Metadata-Version: 2.1
Name: sipper
Version: 0.0.6
Summary: The FFMPEG for proprietary data file formats
Home-page: https://github.com/mxi/sipper
Author: Maxim Kasyanenko
License: UNKNOWN
Project-URL: Bug Tracker, https://github.com/mxi/sipper/issues
Platform: UNKNOWN
Classifier: Development Status :: 1 - Planning
Classifier: Programming Language :: Python :: 3
Classifier: License :: OSI Approved :: GNU General Public License v3 (GPLv3)
Requires-Python: >=3.6
Description-Content-Type: text/markdown
License-File: LICENSE

# 🗿 Jeff the Sipper

> *The infamous brother of John the Ripper. The man we all
need but don't deserve. Father to murdered son, husband
to a murdered wife. And he will have his vengeance, in 
this life or the next.*

I'm not sure how well this will turn out, but the package
is intended to be the FFMPEG analog for proprietary
data file formats for highly specialized software systems,
especially those on MS Windows which commit an extraordinary
amount of sacrilege against the UNIX philosophy.

## Contributing

I would love for anyone to contribute their implementation of
a proprietary data file parser to enable users the option of
using standardized, powerful data processing tools which,
more likely than not, may overshadow the proprietary 
counterpart completely. If you feel inclined, fork the
repository, implement it, and submit a pull request. 

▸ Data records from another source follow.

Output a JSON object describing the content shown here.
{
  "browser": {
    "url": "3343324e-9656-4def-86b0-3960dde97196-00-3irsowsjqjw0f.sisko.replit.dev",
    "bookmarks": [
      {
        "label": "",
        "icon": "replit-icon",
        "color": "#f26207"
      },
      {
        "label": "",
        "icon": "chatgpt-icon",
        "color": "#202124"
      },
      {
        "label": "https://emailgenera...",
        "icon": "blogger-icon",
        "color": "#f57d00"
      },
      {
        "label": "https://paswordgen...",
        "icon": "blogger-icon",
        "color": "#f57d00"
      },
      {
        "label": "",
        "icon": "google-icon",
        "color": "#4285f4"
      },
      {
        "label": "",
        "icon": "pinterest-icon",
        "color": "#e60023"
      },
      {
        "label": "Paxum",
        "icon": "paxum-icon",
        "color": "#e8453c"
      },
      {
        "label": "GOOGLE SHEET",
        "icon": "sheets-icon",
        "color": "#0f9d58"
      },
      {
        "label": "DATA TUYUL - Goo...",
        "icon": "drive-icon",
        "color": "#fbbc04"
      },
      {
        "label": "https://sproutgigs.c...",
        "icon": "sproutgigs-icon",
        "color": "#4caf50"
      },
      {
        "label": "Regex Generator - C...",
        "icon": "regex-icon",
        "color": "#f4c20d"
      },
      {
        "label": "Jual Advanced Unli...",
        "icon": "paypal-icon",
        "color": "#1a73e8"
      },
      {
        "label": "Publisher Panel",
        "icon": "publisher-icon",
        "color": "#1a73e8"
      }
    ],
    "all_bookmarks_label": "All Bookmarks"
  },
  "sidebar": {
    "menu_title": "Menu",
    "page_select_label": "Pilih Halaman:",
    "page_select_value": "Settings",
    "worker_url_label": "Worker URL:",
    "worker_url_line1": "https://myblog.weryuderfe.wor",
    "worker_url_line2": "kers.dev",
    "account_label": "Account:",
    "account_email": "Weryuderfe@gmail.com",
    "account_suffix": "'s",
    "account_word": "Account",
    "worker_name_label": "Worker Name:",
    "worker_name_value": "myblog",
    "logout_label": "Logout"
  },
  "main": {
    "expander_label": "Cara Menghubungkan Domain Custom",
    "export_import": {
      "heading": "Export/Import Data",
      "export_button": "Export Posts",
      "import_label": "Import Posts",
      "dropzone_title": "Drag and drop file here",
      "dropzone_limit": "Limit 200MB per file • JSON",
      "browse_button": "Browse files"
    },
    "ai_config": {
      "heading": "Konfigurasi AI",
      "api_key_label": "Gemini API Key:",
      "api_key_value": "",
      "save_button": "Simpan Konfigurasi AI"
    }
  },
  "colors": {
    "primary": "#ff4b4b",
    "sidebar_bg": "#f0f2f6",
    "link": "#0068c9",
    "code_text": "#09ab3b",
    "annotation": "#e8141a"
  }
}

If you would like to implement the data parser in a
different programming language, that is completely fine,
but it would be best to integrate it into Python if at all 
possible.

## AVANTES AvaSoft 8 AVS84

My attempt to reverse engineer the AVS84 (i.e ".raw8" or RAW 
8) file format generated by the AVANTES AvaSoft 8 
spectrometer analyzer. 

My internet searches yielded quite literally nothing
regarding the structure of the AVS84 file, so the format is
hypothesized through the analysis of several such files
against their renditions into Excel, CSV, and plaintext 
through AvaSoft itself. The sole resource found regarding 
this format was by another GitHub user @padmer who also 
extracted only the parts they cared about.

### Format

As of this commit, the format currently known is as follows:

#### HEADER 

| address | type             | description              | size (bytes) |
|---------|------------------|--------------------------|--------------|
| 0x0000  | ascii-string     | "AVS84"                  | 5            |
| 0x0005  | block            | ?                        | 9            |
| 0x000e  | ascii-string     | spectrometer serial ID   | 9            |
| 0x0017  | block            | ?                        | 1            |
| 0x0018  | ascii-string     | spectrometer serial ID   | 9            |
| 0x0021  | block            | null padding?            | 3            |
| 0x0024  | block            | ?                        | 292          |

#### SERIES

| address | type             | description              | size (bytes) |
|---------|------------------|--------------------------|--------------|
| 0x0148  | f32 []           | X axis                   | 13600 ?      |
| 0x3668  | f32 []           | Y axis                   | 13600 ?      |
| 0x6b88  | f32 []           | Z axis ?                 | 13600 ?      |

#### FOOTER

| address | type             | description              | size (bytes) |
|---------|------------------|--------------------------|--------------|
| 0xa0a8  | block            | null padding?            | 13612 ?      |
| 0xd5d4  | f32              | constant `1.0f`?         | 4            |
| 0xd5d8  | block            | null padding?            | 5            |
| 0xd5dd  | block            | constant `10.0f` array?  | 1884         |
| 0xdd39  | block            | null padding?            | 1883         |

### Observations

Data is stored in little endian (LE) format with allegiance
to the IEEE-754 floating point standard.

------------------------------------------------------------
Per @padmer's implementation, the size of the data series is
clearly arbitrary, but my attempts of finding the address
related to the series size has been unsuccessful. My
presumption is that this size must be of an Int32 type
located somewhere in the HEADER.

------------------------------------------------------------
Most MYSTERY chunks are consistent accross different data
files, but the 6-byte MYSTERY chunk in the HEADER appears to
change with each file. My presumption is that it is either
a hash of the data series, or a timestamp in some encoding.
My observations noted that this MYSTERY chunk appears to
be 6 bytes in length, which is rather peculiar.